Alice Munro, la quintaesencia de la elegancia en la forma
de recibir un Premio Nobel de Literatura
Je
vivais à l'écart de la place publique
Serein,
contemplatif, ténébreux, bucolique
Refusant
d'acquitter la rançon de la gloire
Sur
mon brin de laurier je dormais comme un loir
G.
BRASSENS, ‘’Les trompettes de la renomée’
Mario Vargas Llosa, distinguido ya en el mundo
de las élites con el Nobel de Literatura, ha dado un gran paso adelante desde
el borde mismo del abismo y ha ingresado en la Académie Française, según leo en la prensa de hoy.
Hay honores que sepultan una biografía. Don
Mario no escribe en francés, es el primer literato incluido en la Académie cuya obra (muy considerable, no
es ese el punto) no se declina en la lengua de Molière, como dice Lluís Bassets
en El País; en la lengua de la Grandeur
de Charles De Gaulle, añadiría yo.
La pura verdad es que no le hacían falta al
escribidor peruano ni la nacionalidad española sobreañadida, ni las bodas
famosas con la Niña Isabel, ni en rigor el Premio Nobel, aunque este cabe clasificarlo
entre los gajes del duro oficio de escribir: a unos se lo dan y a otros no, y
si te toca la china lo más elegante que puedes hacer es aceptarlo con una
sonrisa (en lugar de bizquear horrorizado como hizo Jean-Paul Sartre), y luego no acudir a recogerlo
excusándote en la mala salud, que es lo que hizo exactamente Alice Munro, y yo
la admiré más aún por eso.
El Nobel tiene un pase, la señora Preysler
difícilmente, y lo de la Académie es
un borrón terrible.

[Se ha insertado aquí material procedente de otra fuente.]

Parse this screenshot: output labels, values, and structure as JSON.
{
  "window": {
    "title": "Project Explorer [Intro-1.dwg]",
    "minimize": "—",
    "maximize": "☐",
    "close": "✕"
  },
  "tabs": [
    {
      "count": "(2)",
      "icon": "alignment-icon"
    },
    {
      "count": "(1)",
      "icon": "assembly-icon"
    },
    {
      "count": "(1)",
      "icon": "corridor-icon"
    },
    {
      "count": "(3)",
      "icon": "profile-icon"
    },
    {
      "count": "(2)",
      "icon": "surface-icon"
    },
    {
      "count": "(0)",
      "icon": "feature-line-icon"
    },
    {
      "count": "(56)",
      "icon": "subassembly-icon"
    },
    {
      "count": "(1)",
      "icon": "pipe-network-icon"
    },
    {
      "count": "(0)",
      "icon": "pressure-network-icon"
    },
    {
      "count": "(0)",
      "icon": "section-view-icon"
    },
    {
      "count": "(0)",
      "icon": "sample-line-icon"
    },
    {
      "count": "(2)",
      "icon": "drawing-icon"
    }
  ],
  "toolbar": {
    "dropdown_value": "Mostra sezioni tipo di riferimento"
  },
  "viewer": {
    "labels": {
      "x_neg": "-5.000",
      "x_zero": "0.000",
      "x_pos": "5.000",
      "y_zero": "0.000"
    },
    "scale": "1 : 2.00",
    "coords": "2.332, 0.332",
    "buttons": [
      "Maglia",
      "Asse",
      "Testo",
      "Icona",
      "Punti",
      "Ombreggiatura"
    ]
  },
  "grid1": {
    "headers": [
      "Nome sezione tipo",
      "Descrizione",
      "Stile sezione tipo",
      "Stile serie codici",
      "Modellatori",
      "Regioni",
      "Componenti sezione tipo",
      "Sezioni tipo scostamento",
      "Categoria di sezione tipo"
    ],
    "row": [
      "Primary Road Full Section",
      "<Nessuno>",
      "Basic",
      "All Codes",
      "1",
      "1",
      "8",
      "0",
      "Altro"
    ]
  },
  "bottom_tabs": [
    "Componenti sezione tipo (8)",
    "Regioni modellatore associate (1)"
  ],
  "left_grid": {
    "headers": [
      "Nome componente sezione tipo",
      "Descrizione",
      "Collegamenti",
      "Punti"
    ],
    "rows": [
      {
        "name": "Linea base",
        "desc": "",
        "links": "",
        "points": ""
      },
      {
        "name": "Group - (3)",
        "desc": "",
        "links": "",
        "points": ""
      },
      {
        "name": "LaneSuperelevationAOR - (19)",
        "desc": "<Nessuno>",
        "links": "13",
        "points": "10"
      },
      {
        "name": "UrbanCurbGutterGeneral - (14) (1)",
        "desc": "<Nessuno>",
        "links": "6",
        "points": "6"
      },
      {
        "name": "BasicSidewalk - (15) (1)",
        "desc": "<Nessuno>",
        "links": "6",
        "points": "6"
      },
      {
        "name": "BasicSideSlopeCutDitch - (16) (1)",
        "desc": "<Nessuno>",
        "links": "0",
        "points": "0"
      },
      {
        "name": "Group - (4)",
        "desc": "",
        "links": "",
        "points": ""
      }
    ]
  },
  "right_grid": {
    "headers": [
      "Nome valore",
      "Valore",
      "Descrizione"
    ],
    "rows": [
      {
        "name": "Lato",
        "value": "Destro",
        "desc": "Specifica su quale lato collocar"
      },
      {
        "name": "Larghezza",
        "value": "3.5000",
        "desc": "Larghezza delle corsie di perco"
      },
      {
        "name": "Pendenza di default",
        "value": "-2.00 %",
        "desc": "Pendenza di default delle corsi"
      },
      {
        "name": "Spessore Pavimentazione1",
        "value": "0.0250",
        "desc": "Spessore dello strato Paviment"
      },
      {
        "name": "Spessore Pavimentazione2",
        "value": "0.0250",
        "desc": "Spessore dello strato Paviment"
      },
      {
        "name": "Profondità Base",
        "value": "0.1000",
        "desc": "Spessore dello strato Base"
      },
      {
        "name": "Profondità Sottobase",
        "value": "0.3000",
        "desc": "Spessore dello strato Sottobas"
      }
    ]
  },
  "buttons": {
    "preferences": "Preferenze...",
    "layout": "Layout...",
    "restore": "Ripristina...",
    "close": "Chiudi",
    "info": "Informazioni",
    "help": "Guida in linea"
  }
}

No hacía ninguna falta, la nómina de “inmortales” (les llaman
así, de veras) estaba completa, nadie había cometido aún la excentricidad de
colarse donde nadie le llamaba, y no por algún mérito peregrino relacionado con
la institución, sino únicamente por la tentación de figurar.
A quien está en los sitios solo para figurar, se
le llama “figurón”. La definición de la Real Academia, a la que Vargas Llosa
también pertenece (en este caso con grandes méritos propios), y que en
consecuencia suscribe, es la siguiente: “Persona
a la que le gusta presumir o aparentar ser y tener más de lo que es y más de lo
que tiene.”
En el siglo pasado, un grupo de artistas de
vanguardia, entre ellos señaladamente Salvador Dalí, dieron en llamar “putrefactos”
a los pintores que se esforzaban en trabajar según los criterios de la Académie, con la esperanza de ingresar en ella y de paso conseguir
medallas, accésits o diplomas en las exposiciones oficiales; es decir, en los “Salones”.
En el XIX, el siglo del “Salón” y la “Academia” por excelencia, el relumbrón de
la composición histórica, religiosa o mitológica, y la grandilocuencia de los
héroes, santos o nínfulas de carnes rosadas, que aparecían en gran formato y por lo general con
los ojos en blanco y las manos alzadas al cielo, inspiraron el calificativo popular
de “pompier” (pomposo, “bombero” en su sentido literal) para ese género de
arte.
Vargas Llosa es el último pompier que se atreve a aparecer como tal en la escena cultural.